Осень обесцветила деревья и блеснула в глазах заключенного, болезненно обращенных к трауру и тлению. «Падают цветы. Ах! Красота исчезает, и холод обретает свою власть». Мысль о самоубийстве часто посещает его, как в Бад-Болле, когда он потрясал своим револьвером: «О! Если бы эта несчастная пуля пробила мою измученную голову!»

Герман пишет родителям: «И теперь я вас как существ человеческих спрашиваю (потому что считаю, что могу иметь собственное мнение, вопреки вам и моим пятнадцати годам), справедливо ли отправить к сумасшедшим дебилам и эпилептикам молодого человека, у которого, за исключением некоторой нервной неустойчивости, превосходное здоровье?» Он не был больше мальчишкой, взирающим на взрослых с подобострастием, он становился мужчиной, отказывался от кумиров, храбро двигался на противника.
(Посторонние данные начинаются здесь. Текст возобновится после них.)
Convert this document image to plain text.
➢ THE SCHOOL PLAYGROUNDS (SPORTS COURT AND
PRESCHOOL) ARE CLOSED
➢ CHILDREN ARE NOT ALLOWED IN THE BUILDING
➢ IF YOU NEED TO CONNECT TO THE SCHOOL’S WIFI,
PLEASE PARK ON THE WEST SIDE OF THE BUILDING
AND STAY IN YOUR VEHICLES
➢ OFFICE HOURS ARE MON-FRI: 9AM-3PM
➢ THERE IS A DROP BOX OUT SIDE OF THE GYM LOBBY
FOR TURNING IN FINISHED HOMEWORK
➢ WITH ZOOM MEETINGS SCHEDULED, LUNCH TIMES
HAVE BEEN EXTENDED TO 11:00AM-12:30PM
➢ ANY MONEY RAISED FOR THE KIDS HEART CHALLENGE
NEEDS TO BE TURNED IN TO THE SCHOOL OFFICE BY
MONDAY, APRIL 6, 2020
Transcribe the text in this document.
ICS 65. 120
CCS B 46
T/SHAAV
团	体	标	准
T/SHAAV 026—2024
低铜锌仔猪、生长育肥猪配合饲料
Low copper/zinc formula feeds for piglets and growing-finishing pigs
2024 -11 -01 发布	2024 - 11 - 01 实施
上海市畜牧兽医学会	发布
Он ненавидел тайный ужас, сопровождавший его детство, ненавидел тень одновременно отца и судьи. Он принадлежал к породе избранных и проклятых: Эдипа, Гамлета или Йозефа, — и должен был, как и они, либо подчиниться, либо восстать. Быть может, он полагал, что ненавидит Иоганнеса, а в действительности ощущал омерзение по отношению к себе самому, быть может, желая зла своему отцу, он хотел убить себя. Когда он видел сурового пастора, поднимающегося на кафедру, поющего немецкий гимн или произносящего перед пюпитром проповедь, он ощущал себя презренным бездельником. Настолько он чувствовал себя перед отцом униженным. Выражение глубокой боли лежало на этом лице и звало к богохульству. Юноша отбивался как мог от тяжелых мыслей: «Мое состояние в то время было родом безумия… я жил в страхе и муках, как призрак, не участвовал в жизни остальных… С отцом, который часто раздраженно требовал от меня объяснений, я был замкнут и холоден».